Autora: Yossadara Franco Luna
Publicación: La primera de Puebla, 25 de marzo de 2010
La celebración del centenario de la Revolución Mexicana invita a revisar las aspiraciones y logros del pasado para entender los retos de la nación en el futuro. Uno de ellos claramente radica en que entendamos y potenciemos la cuestión agraria.
El movimiento revolucionario fue el primero en el mundo de corte agrario al grado de cristalizar en el artículo 27 de la constitución de 1917 el papel del campo en la vida nacional. Sin embargo los gobiernos de entonces a la fecha no han tenido una clara conciencia de lo que éste implica: desde los procesos identitarios hasta las estructuras económicas y políticas que son fuertes detonadores del desarrollo sustentable de la nación.
El campo mexicano, desde tiempos de Ávila Camacho, comenzó una larga y tortuosa agonía: después del impulso que realizó Cárdenas, dejó de ser visto como una parte importante del proyecto de nación cuando tenía que haber sido un sector sustancial en la vida del país.
Con el régimen priista los campesinos fueron tratados como menores de edad y, por lo tanto, manipulables, materia prima del acarreo político, y a cambio recibían cualquier dádiva, disfrazada de política social.
Con la llegada de los tecnócratas al poder en 1982, políticos caracterizados por haberse formado en Estados Unidos en áreas relacionadas con la economía, se promovió el adelgazamiento del Estado, el cual abandonó la rectoría del desarrollo rural del país. A ello se le añadió la firma del Tratado de Libre Comercio en 1994 que provocó una situación de gran fragilidad pues el mercado sin acotación alguna profundiza la desigualdad social.
Las políticas agrarias se redujeron a ser un conjunto de medidas desarticuladas que hasta la fecha corresponden a una estrategia económica y social para la cual el campo no es prioridad ni la población campesina es prioritaria.

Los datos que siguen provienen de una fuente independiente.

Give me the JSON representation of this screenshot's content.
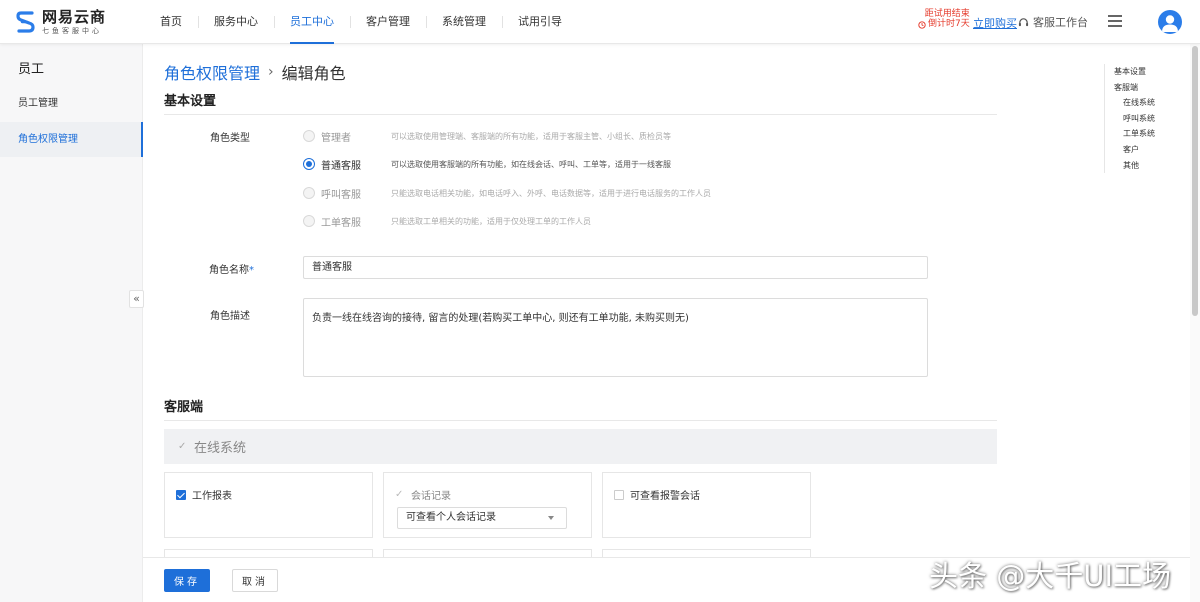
{
  "brand": {
    "name": "网易云商",
    "tagline": "七鱼客服中心"
  },
  "nav": {
    "items": [
      {
        "label": "首页",
        "active": false
      },
      {
        "label": "服务中心",
        "active": false
      },
      {
        "label": "员工中心",
        "active": true
      },
      {
        "label": "客户管理",
        "active": false
      },
      {
        "label": "系统管理",
        "active": false
      },
      {
        "label": "试用引导",
        "active": false
      }
    ],
    "trial_line1": "距试用结束",
    "trial_line2": "倒计时7天",
    "buy_label": "立即购买",
    "workbench_label": "客服工作台",
    "accent": "#1e6fd9",
    "trial_color": "#e53b2c"
  },
  "sidebar": {
    "title": "员工",
    "items": [
      {
        "label": "员工管理",
        "active": false
      },
      {
        "label": "角色权限管理",
        "active": true
      }
    ],
    "collapse_glyph": "«"
  },
  "breadcrumb": {
    "parent": "角色权限管理",
    "sep": "›",
    "current": "编辑角色"
  },
  "basic": {
    "title": "基本设置",
    "role_type_label": "角色类型",
    "role_types": [
      {
        "label": "管理者",
        "desc": "可以选取使用管理端、客服端的所有功能，适用于客服主管、小组长、质检员等",
        "selected": false
      },
      {
        "label": "普通客服",
        "desc": "可以选取使用客服端的所有功能，如在线会话、呼叫、工单等，适用于一线客服",
        "selected": true
      },
      {
        "label": "呼叫客服",
        "desc": "只能选取电话相关功能，如电话呼入、外呼、电话数据等，适用于进行电话服务的工作人员",
        "selected": false
      },
      {
        "label": "工单客服",
        "desc": "只能选取工单相关的功能，适用于仅处理工单的工作人员",
        "selected": false
      }
    ],
    "role_name_label": "角色名称",
    "required_mark": "*",
    "role_name_value": "普通客服",
    "role_desc_label": "角色描述",
    "role_desc_value": "负责一线在线咨询的接待, 留言的处理(若购买工单中心, 则还有工单功能, 未购买则无)"
  },
  "client": {
    "title": "客服端",
    "group_title": "在线系统",
    "cards": [
      {
        "label": "工作报表",
        "state": "checked"
      },
      {
        "label": "会话记录",
        "state": "disabled-checked",
        "select_value": "可查看个人会话记录"
      },
      {
        "label": "可查看报警会话",
        "state": "unchecked"
      }
    ]
  },
  "anchor": {
    "items": [
      {
        "label": "基本设置",
        "sub": false
      },
      {
        "label": "客服端",
        "sub": false
      },
      {
        "label": "在线系统",
        "sub": true
      },
      {
        "label": "呼叫系统",
        "sub": true
      },
      {
        "label": "工单系统",
        "sub": true
      },
      {
        "label": "客户",
        "sub": true
      },
      {
        "label": "其他",
        "sub": true
      }
    ]
  },
  "footer": {
    "save_label": "保存",
    "cancel_label": "取消"
  },
  "watermark": "头条 @大千UI工场"
}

¿Qué se ha logrado con el abandono del campo y la disminución productiva del sector rural? la nula participación del gobierno en este proceso, la apertura del mercado de alimentos a la importación de granos de menor costo que son de baja calidad y que están altamente subsidiados en su país de origen; favorecer la asociación con el capital privado, una educación rural mínima, precarios accesos al sistema de salud, exportación de mano de obra barata.
Ante esta situación el Estado debe recuperar su papel de promotor del desarrollo, y sin paternalismos ni prácticas asistencialistas, dar las respuestas adecuadas al campo generando alternativas de integración social, comercial, financiera y tecnológica que ayuden al crecimiento sustentado en la organización, innovación y cambio.
La complejidad de la problemática del campo, vinculada con cuestiones estructurales, condiciones geofísicas del medio rural y las presiones y perspectivas de la demografía campesina requiere una discusión sobre las políticas económicas y en ellas la política rural.
Ante todo el Estado debe reconocer que la soberanía alimentaria es el nuevo centro de la política internacional y en ella la producción campesina cumple un papel relevante, por lo que es necesario reconstruir el campo mexicano, sentar sus bases estructurales y diseñar la nueva ruralidad con una visión amplia que en el mediano y largo plazo contemple la inserción de los campesinos en la vida nacional, la educación como verdadero motor de autonomía personal y colectiva, los subsidios a la tecnología agrícola y a las nuevas formas competitivas de producción.
Que el agro mexicano aspire a tener un lugar en el proyecto de nación no pretende ni implica dar la espalda a la globalización y a la mundialización de las economías, supone mas bien una política de transición en la cual el Estado se responsabilice de su función como rector y promotor de la revaloración del medio rural, es decir de un desarrollo con rostro humano incluyente y autogestivo.
Las instituciones no debieron dejar de lado sus funciones para con el agro. El problema no empezó con este gobierno, pero su responsabilidad está en haberse sumado a la promesa neopanista del cambio sin que hasta el momento muestre voluntad de discutir con franqueza y actuar con decisión e inteligencia un proyecto de nación en el que el campo esté adecuadamente incluido.
Una omisión al problema agrario justificará que los campesinos acudan a los procedimientos que estén a su alcance para lograr salir de esta situación de indefinición y evitar que la agricultura nacional concluya en quiebra.
A la luz de la celebración del centenario, hoy tenemos la oportunidad de aprender de las luchas de reivindicación de las primeras décadas del siglo XX.